Issue of Free Press Now Divides Old Allies Who Fought Apartheid

South Africa's black-led government sees press criticism as disloyalty

Nelson Mandela's African National Congress once viewed liberal journalists as partners in its struggle to overthrow oppressive white rule. That's all changed now that the party is in power.

These days the ANC, at the helm of South Africa's first black-majority government, is increasingly intolerant of media criticism, lashing out at black or white reporters who dare to question its mistakes.

As the ANC shows little acceptance of dissent within the party itself, so journalists who question Mr. Mandela's policies are becoming targets of verbal attacks.

Mandela and his heir apparent, Deputy President Thabo Mbeki, have insisted since coming to power in the first multiracial elections in 1994 that they believe in free speech.

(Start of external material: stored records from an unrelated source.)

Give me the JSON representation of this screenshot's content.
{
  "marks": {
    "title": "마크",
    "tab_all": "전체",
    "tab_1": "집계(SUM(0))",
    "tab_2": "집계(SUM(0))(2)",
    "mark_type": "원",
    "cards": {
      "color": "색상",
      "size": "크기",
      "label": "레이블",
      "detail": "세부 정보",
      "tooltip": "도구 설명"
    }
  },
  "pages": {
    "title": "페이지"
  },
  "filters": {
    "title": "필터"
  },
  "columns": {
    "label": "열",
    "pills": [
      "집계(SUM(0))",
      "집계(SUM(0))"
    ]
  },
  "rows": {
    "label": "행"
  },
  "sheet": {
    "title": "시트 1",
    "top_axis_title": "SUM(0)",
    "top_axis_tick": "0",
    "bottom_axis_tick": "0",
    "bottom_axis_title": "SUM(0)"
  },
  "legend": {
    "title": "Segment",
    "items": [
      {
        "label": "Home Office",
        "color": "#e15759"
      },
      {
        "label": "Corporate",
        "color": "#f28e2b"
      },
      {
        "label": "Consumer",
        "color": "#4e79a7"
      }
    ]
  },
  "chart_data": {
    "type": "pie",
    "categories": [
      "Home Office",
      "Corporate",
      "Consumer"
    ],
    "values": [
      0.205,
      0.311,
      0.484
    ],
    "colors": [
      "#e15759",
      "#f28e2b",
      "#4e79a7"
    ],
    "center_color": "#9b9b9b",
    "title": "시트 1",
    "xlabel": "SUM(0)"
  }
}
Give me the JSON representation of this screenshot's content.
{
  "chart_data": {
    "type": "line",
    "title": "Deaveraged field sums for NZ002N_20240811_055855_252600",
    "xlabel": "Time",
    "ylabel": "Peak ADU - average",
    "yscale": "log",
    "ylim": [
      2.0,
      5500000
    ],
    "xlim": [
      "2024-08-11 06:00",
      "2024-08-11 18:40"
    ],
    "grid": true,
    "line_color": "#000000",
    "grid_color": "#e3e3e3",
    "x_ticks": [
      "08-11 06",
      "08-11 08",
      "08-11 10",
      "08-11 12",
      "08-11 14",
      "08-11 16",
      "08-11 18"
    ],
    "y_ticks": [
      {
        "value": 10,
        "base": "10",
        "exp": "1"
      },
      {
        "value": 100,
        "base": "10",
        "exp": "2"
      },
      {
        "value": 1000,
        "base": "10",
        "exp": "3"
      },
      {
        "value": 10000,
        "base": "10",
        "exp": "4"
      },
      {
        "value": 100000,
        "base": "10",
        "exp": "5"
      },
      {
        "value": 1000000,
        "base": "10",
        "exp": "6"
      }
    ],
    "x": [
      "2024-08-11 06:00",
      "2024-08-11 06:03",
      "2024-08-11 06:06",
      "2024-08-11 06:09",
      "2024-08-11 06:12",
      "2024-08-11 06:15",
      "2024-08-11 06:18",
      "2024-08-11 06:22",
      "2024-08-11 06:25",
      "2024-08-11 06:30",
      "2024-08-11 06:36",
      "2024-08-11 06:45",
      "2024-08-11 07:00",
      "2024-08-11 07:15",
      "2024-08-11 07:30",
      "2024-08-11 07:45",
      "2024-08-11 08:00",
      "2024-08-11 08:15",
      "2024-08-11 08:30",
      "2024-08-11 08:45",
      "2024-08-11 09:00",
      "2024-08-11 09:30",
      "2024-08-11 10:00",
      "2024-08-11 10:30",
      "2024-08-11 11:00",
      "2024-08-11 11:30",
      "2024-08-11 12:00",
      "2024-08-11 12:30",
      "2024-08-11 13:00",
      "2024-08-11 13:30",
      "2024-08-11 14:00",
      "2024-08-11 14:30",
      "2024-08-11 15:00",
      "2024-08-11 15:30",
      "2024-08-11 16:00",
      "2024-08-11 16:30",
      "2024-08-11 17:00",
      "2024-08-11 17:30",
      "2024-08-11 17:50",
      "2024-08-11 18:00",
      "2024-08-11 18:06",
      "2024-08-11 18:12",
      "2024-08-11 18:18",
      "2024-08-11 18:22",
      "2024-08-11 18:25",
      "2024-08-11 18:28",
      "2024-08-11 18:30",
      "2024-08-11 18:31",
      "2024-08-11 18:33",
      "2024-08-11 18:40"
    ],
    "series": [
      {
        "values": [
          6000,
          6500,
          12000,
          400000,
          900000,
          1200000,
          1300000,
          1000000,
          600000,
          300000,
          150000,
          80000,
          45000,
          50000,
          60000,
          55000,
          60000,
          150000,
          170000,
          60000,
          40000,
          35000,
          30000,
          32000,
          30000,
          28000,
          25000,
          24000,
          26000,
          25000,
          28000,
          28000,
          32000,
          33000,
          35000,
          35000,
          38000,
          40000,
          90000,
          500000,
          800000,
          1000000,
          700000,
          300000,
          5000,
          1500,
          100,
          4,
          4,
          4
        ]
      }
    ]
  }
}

But on several recent occasions they have accused the media of being unfair and even unpatriotic by finding fault with their actions.

Raymond Louw, head of the Freedom of Expression Institute, a Johannesburg-based watchdog group, says that the ANC-dominated government instinctively has become defensive instead of learning from what are often valid criticisms. Overall, South African media coverage of the government has been positive and not prone to exaggerated opprobrium, he says.

"When the press is critical of them, they [Mandela and Mr. Mbeki] get all bitter and twisted and sore," Mr. Louw says. "They are oversensitive to what one regards as normal practice by newspapers."

Louw traces the trend back to 1994, when Mbeki asked journalists in Cape Town why they needed to disparage the government now that they had a democracy.

Other senior government officials have gone so far as to publicly appeal to journalists to write favorable accounts of their policies in the name of national unity.

The deteriorating relationship with the press coincides with increased intolerance for dissent within the ANC and an embarrassing scandal involving the country's first black health minister, Nkosazana Zuma.

Some journalists are drawing parallels between their treatment and that of Bantu Holomisa, a popular ANC maverick. Mr. Holomisa was recently expelled from the party and sacked as deputy environmental and tourism minister for making revelations about bribes and funding that damaged the party's image.

Mandela last month singled out white-owned media for an uproar over Dr. Zuma's role in the unauthorized expenditure of more than 10 million rand ($2.2 million) of European Union donor money on an extravagant AIDS-awareness play. He claimed a racist campaign was being waged against Zuma and defended her against widespread allegations of incompetence.

Then on Sept. 28, Mandela lashed out at senior black journalists for criticizing what he said were government attempts to promote national reconciliation.

"We want criticism. We want the press to be a pillar of our democracy. No democracy can survive without the freedom of the press, but they [senior black journalists] think freedom of speech is theirs alone," Mandela told a graduation ceremony at the University of the North in Pietersburg.

He added that these journalists "could not even analyze what is happening in the country."

One of those black journalists who feels targeted by Mandela was Kulu Sibiya, the editor of City Press, which is one of the country's largest black-run newspapers read by much of Mandela's constituency.

Mr. Sibiya says a stern-faced Mandela summoned him on Sept. 23 to discuss a City Press editorial, which had accused the president of "unnecessary interference" in the controversial selection of a new chief justice.

"He was very serious that black journalists should begin to address certain issues as he sees them," Sibiya says. "They [the leaders] think the press is gunning for them. That is unfortunate. They bungle things up and then expect the press to keep quiet."

Zakes Mda, a black playwright, says the ANC government is shortsighted in expecting black journalists to toe the party line because of their race or past alliance with the liberation struggle.

"Critical comment on specific government bungles is not tantamount to questioning the role the ANC has played in the liberation of South Africa," he wrote in a recent editorial in the Star newspaper.

"The positions these journalists take are not determined by political correctness, hence they have been unpopular with all shades of our political spectrum at different times," Mr. Mda wrote.